La antigua residencia de las monjas franciscanas de Ferreries se ha convertido en una vivienda tutelada para usuarios de la Fundació de Persones amb Discapacitat de Menorca. La casa, conocida como ‘Ca ses monges’ está situada en la calle Beat Huguet número 4, muy cerca de la centrica plaza España.
El inmueble fue cedido por la Congregación de las monjas franciscanas al Ayuntamiento de Ferreries en el año 2024 por la mediante un contrato de alquiler de dos años con una opción de compra, que el Consistorio ha decidido ejecutar. El Ayuntamiento, por su parte, ahora ha cedido la vivienda a la Fundació, que ha traslado a este inmueble el piso tutelado que desde hace varios años gestiona en Ferreries.
La vivienda tutelada está dirigida a mayores de 18 años con discapacidad asociada a dificultades de salud mental y necesidades de apoyo para desarrollar la vida diaria, con el objetivo de darles una «oportunidad a una vida independiente, y a la integración en el ámbito social y comunitario».
En la antigua residencia de las monjas franciscanas, el Ayuntamiento de Ferreries se ha reservado el uso de un espacio de la planta baja de la casa y el sótano, para que en un futuro pueda ser usado para «necesidades logísticas y de almacenamiento de las concejalías de Ferias y Mercados, y de Turismo».
El alcalde de Ferreries, Pedro Pons asegura que «esta era una operación que teníamos muy claro que debíamos realizar; no podíamos dejar perder un edificio que es emblemático dentro de Ferreries». Asimismo considera que «es ideal para los usuarios de la Fundació, al ser una casa bastante más grande que el piso actual, más cómoda, con más espacios comunes, y sobre todo con una mayor capacidad para acoger nuevos usuarios».
La directora de la Fundació, Mònica Planella, valora positivamente este paso: «El nuevo dispositivo mejora las condiciones de vivienda, y por lo tanto también mejora la calidad de vida de los usuarios», asegura.

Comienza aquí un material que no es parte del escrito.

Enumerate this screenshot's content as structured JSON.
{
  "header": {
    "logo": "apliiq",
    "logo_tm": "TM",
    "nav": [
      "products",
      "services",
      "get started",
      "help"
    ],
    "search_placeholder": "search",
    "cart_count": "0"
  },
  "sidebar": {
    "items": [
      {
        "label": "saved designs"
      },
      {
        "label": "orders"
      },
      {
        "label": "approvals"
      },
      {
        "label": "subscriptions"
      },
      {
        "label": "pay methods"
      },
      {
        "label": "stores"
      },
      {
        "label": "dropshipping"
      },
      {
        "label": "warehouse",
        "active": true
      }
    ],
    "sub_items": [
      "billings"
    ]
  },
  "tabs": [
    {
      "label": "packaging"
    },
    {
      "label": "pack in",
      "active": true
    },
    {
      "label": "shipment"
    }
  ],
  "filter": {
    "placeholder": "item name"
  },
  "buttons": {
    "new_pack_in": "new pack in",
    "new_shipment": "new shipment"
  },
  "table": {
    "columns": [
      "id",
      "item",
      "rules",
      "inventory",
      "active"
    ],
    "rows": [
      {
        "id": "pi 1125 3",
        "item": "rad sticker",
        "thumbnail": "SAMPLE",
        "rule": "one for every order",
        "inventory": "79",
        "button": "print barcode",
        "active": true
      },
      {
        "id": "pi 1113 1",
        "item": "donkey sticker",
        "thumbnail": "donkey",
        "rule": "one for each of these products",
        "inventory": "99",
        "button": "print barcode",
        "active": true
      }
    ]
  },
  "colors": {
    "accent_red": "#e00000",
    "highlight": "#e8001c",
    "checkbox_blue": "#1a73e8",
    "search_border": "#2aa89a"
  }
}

Me parece una buena noticia que Ca ses monges se transforme en un recurso útil y con sentido social, especialmente para personas con discapacidad y problemas de salud mental que necesitan apoyos para vivir con mayor autonomía. Es un ejemplo de cómo un edificio emblemático puede tener una segunda vida al servicio de la comunidad, más allá de la nostalgia o el patrimonio arquitectónico. Eso sí, no deja de tener su punto curioso que el Ayuntamiento se haya reservado el sótano y parte de la planta baja para guardar material de ferias y turismo. Parece que, incluso cuando se apuesta por la inclusión y el bienestar social, siempre hay que hacer hueco —literal— a las prioridades más prácticas de la administración. Pero bueno, si compartir espacio entre decorados de feria y proyectos de vida digna es lo que hace falta para que estas iniciativas salgan adelante, bienvenido sea el mestizaje municipal. Y la Fundació de Persones amb Discapacitat sigue gestionando lo mismo, solo que ahora en una casa más grande. Bien, es un avance en condiciones, pero no responde al verdadero déficit estructural que arrastramos desde hace años: la falta de suficientes alternativas de vivienda para personas adultas con trastornos mentales que no pueden vivir solas pero tampoco necesitan una residencia médica. ¿De verdad no hay forma de ampliar la red en lugar de simplemente cambiar de dirección postal? A veces parece que se confunde mejorar lo existente con avanzar. Y avanzar significa crear más oportunidades, no solo redistribuir las pocas que ya existen. Ojalá este paso no se quede en una simple operación estética, sino que marque el inicio de una apuesta real y valiente por una red de vivienda tutelada que responda a la diversidad y complejidad de necesidades en salud mental. Porque dignidad y autonomía no deberían depender del azar ni de la disponibilidad de un inmueble histórico.